In 1939, with Thelma G. James, she co-founded the Wayne State University Folklore Archive, one of the oldest and largest collections of urban folklore in the United States. "Emelyn Gardner was pioneering and proving what a large part of our folklore is international and universal and how little of it is unique," wrote Louis C. Jones.

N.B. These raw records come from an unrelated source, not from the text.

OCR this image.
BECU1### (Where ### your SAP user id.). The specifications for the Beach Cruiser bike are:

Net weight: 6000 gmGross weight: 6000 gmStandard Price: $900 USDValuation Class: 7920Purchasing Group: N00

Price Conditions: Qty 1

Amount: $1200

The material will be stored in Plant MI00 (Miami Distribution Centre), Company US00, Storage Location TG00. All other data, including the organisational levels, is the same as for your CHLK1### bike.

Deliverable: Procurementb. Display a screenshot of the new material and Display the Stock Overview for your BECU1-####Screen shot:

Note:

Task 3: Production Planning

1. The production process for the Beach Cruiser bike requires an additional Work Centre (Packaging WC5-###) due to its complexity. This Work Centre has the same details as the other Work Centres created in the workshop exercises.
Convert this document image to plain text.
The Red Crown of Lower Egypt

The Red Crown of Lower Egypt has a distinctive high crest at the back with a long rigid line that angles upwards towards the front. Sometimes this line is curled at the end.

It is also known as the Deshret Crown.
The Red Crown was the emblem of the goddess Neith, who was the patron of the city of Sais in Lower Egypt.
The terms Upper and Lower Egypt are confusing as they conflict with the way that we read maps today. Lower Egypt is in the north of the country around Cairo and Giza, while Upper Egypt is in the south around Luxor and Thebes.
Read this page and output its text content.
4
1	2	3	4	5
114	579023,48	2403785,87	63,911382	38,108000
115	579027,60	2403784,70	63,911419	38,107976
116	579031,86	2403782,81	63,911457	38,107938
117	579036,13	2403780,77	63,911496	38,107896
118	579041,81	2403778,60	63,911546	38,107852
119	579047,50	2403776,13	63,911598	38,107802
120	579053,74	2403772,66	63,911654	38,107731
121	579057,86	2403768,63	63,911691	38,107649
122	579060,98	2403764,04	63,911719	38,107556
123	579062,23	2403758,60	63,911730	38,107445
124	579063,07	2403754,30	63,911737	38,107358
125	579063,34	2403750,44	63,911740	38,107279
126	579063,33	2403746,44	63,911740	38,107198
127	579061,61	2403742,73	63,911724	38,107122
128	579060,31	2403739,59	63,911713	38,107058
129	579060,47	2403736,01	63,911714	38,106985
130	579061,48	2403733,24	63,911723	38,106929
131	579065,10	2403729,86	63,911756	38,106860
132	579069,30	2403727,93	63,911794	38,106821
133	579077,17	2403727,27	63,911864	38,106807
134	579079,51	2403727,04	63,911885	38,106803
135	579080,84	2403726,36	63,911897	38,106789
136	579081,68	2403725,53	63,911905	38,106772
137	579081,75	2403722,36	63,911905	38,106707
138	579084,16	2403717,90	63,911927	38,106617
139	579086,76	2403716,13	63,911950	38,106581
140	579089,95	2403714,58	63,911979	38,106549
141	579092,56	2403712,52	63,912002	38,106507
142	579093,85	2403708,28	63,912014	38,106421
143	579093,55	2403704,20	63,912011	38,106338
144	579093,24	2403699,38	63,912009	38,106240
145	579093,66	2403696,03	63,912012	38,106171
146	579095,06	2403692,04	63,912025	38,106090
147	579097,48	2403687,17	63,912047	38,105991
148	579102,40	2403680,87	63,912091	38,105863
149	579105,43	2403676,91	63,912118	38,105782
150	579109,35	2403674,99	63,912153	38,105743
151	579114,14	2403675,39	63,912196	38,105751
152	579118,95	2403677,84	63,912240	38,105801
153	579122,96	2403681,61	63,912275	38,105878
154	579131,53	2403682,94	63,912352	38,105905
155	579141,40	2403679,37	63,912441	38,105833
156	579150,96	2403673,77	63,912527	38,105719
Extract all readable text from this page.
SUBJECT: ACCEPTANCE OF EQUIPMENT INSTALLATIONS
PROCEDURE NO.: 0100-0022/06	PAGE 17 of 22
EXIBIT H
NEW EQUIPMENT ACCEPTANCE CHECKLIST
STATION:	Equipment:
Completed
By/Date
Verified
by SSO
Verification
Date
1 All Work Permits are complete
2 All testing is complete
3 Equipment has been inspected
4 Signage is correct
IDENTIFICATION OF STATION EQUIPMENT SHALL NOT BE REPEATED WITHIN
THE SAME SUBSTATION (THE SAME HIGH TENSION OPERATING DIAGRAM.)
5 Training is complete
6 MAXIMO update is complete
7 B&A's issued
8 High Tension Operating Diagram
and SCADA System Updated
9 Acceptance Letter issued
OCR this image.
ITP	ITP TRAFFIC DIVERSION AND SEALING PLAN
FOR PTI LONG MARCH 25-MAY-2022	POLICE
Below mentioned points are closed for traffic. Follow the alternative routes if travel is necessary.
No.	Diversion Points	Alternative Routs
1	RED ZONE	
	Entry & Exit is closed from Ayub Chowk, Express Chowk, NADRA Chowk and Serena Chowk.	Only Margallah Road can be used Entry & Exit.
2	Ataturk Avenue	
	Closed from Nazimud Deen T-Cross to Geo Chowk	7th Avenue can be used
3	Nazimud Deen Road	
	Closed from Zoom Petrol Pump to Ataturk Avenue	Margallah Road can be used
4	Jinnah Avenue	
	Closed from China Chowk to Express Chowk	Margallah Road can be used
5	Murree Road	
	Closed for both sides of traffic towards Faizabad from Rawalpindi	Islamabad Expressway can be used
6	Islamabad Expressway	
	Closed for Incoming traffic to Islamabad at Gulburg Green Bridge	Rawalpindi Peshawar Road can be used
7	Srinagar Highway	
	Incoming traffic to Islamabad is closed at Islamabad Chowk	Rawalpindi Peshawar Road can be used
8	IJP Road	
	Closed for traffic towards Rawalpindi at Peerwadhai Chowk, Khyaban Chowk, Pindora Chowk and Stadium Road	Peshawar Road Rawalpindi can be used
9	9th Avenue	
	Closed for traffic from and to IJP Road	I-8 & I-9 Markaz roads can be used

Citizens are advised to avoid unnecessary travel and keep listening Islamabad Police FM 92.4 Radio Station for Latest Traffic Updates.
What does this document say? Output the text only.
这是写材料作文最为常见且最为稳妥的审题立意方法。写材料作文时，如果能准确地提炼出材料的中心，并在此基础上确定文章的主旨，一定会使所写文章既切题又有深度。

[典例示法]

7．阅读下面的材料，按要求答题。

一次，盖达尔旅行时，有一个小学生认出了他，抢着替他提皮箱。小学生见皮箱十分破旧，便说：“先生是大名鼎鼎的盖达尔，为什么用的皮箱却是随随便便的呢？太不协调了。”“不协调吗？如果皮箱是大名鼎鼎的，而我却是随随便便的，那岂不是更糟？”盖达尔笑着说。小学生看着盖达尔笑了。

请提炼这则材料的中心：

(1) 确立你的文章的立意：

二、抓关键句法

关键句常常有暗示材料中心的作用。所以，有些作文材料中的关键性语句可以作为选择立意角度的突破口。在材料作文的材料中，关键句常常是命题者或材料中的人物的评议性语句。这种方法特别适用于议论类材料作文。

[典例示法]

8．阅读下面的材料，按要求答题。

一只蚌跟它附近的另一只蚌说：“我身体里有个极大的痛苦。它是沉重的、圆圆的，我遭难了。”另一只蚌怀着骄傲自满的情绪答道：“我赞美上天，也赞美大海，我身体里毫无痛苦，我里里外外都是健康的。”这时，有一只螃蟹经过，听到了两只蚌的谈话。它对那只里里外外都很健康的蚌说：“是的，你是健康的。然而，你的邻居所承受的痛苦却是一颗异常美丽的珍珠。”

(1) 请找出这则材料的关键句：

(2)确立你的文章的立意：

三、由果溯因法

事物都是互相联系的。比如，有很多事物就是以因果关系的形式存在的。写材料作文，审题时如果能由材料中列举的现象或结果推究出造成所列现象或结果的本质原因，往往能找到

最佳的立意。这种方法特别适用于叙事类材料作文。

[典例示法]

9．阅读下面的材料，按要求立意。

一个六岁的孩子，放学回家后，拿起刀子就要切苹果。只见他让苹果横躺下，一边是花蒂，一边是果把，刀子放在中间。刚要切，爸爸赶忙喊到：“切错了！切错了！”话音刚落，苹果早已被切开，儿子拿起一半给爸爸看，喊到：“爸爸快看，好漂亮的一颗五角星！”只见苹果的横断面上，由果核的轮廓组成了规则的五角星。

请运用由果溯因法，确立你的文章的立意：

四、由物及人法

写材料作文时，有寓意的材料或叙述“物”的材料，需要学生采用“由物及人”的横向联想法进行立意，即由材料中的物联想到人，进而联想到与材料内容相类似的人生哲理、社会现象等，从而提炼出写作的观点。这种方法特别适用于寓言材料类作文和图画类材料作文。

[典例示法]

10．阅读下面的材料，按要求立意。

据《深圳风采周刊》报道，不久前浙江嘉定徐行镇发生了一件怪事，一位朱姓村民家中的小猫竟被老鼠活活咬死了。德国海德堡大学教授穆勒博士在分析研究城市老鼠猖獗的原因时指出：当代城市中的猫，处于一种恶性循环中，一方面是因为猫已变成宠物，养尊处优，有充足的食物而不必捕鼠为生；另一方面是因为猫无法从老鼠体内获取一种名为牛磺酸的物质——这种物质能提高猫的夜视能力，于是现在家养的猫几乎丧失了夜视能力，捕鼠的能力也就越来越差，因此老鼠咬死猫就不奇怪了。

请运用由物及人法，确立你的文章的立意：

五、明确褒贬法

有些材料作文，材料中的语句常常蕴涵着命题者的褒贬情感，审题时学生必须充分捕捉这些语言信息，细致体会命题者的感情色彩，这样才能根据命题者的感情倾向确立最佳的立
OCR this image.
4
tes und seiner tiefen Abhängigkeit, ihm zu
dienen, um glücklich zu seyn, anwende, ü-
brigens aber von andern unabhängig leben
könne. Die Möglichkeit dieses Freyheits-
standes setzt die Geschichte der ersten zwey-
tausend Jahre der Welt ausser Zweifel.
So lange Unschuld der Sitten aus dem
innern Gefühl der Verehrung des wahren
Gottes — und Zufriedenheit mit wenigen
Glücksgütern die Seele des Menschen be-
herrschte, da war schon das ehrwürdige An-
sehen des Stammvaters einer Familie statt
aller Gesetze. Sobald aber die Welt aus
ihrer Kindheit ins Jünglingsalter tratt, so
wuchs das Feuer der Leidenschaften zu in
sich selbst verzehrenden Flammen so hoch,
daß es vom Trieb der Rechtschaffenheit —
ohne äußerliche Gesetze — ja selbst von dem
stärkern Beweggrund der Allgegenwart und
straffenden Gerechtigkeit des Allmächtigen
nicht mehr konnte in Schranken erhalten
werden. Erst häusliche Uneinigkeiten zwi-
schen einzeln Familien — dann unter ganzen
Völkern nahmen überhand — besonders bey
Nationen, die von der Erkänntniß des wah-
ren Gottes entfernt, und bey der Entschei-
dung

Gardner served as president of the Michigan Folklore Society 1942-43.

== Publications ==

- "Folk-Lore from Schoharie County, New York" (1914)
- "Ballads" (1914)
- "Some Counting-out Rhymes in Michigan" (1918)
- "Some Play-Party Games in Michigan" (1920)
- A Handbook of Children's Literature, Methods and Materials (1927, with Eloise Ramsey)
- Folklore from the Schoharie Hills, New York (1937)
- Ballads and Songs of Southern Michigan (1939. with Geraldine Jencks Chickering)
- "Hex Marks the Spot" (1939)
- "Armenian Folktales from Detroit" (1944, with Susie Hoogasian)
- "Two Ghost Stories" (1945)
- "I Saw It" (1948)

== Personal life ==
Gardner retired in 1942, and moved to Pomona, California, where she lived with her sister Lucy Gardner. She died in Los Angeles, California in 1967, at the age of 95.